I have now thoroughly caught up on what he has been saying about Mr Obama while out of touch and it does not look good – not merely for his wife’s presidential ambitions but for his own reputation far outside America’s shores.

After all, the world is watching this election campaign with unprecedented fascination and, after the Bush calamity, justifiable interest. Much of this stems from the Obama phenomenon, with a young, sophisticated, articulate black American daring to challenge what the Clintons surely assumed was their monopoly on how to run a country properly.

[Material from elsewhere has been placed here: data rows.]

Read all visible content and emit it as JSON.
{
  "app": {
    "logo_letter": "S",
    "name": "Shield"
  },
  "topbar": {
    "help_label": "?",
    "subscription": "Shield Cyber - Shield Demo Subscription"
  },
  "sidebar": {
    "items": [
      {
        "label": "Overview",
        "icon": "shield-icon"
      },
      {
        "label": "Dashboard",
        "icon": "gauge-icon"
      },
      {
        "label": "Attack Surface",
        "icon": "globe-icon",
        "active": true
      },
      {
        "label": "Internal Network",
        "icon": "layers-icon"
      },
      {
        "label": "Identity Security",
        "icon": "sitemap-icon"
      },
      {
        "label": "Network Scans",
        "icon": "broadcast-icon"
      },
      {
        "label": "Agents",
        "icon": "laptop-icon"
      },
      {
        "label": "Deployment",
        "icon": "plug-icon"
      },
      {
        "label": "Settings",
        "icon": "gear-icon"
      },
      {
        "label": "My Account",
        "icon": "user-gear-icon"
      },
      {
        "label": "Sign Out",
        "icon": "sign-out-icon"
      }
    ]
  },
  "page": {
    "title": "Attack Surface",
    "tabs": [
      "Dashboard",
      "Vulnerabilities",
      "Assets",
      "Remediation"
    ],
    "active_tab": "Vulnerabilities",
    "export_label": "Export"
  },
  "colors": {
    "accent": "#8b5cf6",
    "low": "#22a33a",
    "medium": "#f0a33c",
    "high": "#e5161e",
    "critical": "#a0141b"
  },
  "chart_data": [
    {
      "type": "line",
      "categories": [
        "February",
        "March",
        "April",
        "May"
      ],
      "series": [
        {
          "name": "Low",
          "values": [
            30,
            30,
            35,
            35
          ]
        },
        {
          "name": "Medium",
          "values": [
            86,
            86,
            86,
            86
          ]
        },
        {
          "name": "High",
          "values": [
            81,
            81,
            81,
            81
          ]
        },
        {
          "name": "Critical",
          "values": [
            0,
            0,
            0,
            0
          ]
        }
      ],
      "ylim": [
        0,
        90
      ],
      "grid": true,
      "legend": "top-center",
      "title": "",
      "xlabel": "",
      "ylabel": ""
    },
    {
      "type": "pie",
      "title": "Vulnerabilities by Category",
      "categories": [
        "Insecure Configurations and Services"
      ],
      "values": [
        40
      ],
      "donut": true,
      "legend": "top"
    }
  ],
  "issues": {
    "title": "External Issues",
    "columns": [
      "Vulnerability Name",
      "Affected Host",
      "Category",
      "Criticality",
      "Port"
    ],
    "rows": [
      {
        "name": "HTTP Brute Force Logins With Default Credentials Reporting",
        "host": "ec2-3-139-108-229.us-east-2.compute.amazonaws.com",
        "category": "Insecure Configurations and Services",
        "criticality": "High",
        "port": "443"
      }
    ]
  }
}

It was fashionable in Europe to make comparisons with JFK and RFK even before Ted Kennedy delivered his blessings on Mr Obama this week. It is why Europeans fear that something awful will happen to Mr Obama to deny him the presidency, thus confirming their worst suspicions that there is something very wrong in the land of the free.

And when Bill Clinton appears to fan the racial flames, as when recalling that the Rev Jesse Jackson, much more a polarising black man, also won the Democratic caucuses in South Carolina in the 1980s, then a lot of the lustre he enjoys overseas turns to dross.

You can sympathise with his dilemma, a Hobson’s choice if ever there was one. He has no option but to help his wife win the White House and the best way to do this is to campaign for her, because he remains the best around (Mr Obama, no slouch, included). They are joined at the hip, not called Billary for nothing, but taking the low road is a high-risk proposition, for him as well as her.

Mr Obama can now field as a surrogate Ted Kennedy, the one other American politician able to compete with Mr Clinton in the eyes of Democrats. And the old liberal lion, when roused, can be a fearsome sight.

But Mr Clinton still has a future, in the US government, or outside it, and for the greater good. It would be sad if dynastic ambitions made him unqualified or suspect for necessary tasks ahead. Maybe he needs the break in Culebra.